Benim kadına yönelik eksik kalan bir noktada benim sessiz kalmam mümkün mü? Algı üzerinden değil gerçekleri bildiğim için yasalar bazında hiçbir boşluk kalmadığını bildiğim için burada bir tereddüttüm yok. Yasaların uygulanması ve zihniyet konusunda yapılacaklar vardır. Sözleşme olmazsa bütün kadınlar ölecekmiş, kötü olacakmış gibi yaratılmaya çalışan algı doğru değil.
- Benim bu yıl meslekte 30’uncu yılım. Ankara’da TRT’de çalışmaya başladım ve 1994 yılı itibari ile SABAH grubuna geçtim. Türkiye’nin en genç kadın Ankara temsilcisiyim. 24 yaşında en genç siyaset yazan kişi olarak köşe yazarlığı yaptım. O zamandan bu zamana çok şey değişti. Türkiye dönüştü, değişti. Muhabir olarak girdiğim Yeni Asır’dan, genel yayın yönetmenliği dahil bütün görevlerde bulundum
- Karar verici noktasında kadınların daha fazla temsili ile ilgili sayın cumhurbaşkanımızın yaptıkları yapacaklarının öncesidir. 2002’den bu yana mecliste kadınların en fazla yer aldığı parti AK Parti’dir. Bu istisnasız. İddia ediyorum 14 Mayıs seçimleri sonrasında da oluşacak parlementoda en fazla kadın milletvekilini yine AK Parti’de göreceğiz. Seçilecek yerlerden aday gösterilen kadın milletvekili adaylarına baktığımızda bunu tekrar göreceğiz. Yeterli mi asla değil. Kadınlar hiçbir şeyden çekinmez. Siyaset dili itibari ile biraz eril bir alan.

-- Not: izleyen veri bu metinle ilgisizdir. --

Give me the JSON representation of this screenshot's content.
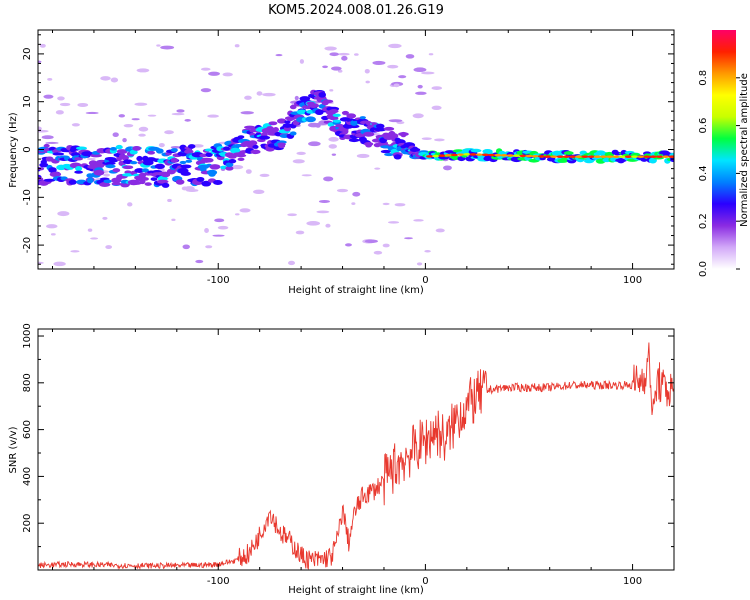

AİLEMLE BULUŞMUŞ GİBİ HİSSEDİYORUM
- Rahmetli Demirel’in sevdiğim sözü vardır, “Barışmayı bilmiyorsan, küsmeyeceksin” diye, benim kişisel kimseyle çatışmam olmadı. Taze bir siyasetçi olarak kişisel kırgınlığım, küslüğüm olmaz. Görev aldığınız zaman üzüm yemenin peşindeyim, bağcıyı dövmekle derdim yok. Bazen mesleki anlamda haberi getirirken olur bazen de yöneticiysen verim almakla olur. Siyasette de ben açıkçası bir şey yapmak istiyorum. Bana güvenilmiş ve böyle bir fırsat verilmiş ve benim bu güveni boşa çıkarmamam lazım. Kimse kimsenin güzel kaşına, gözüne değil inandığı için bir görev verir. Bana da böyle bir yol açıldı. Ben İzmir’den evimden, böyle bir siyasete başlamış olduğumdan dolayı çok şanslı ve mutlu hissediyorum. Ailemle buluşmuş gibi hissediyorum
- Bu yolculukta en fazla sizlere güveniyorum. Bana ne siyaset yapacaksın dediklerinde ben o, şu, bu siyaseti yapmayacağım diyorum. Gazetecilikteki çizgim ne ise burada da o çizgimi koruyacağım. Devlet, vatan, millet konusunda siyaset yapacağım. Daha çok kadınlarla, gençlerle birlikte olmak istiyorum. Bugün burada bir Şebnem Bursalı varsa sizlerle beraber basın alanında da sorunların çözümü noktasında güzel şeyleri birlikte yapmak istiyorum.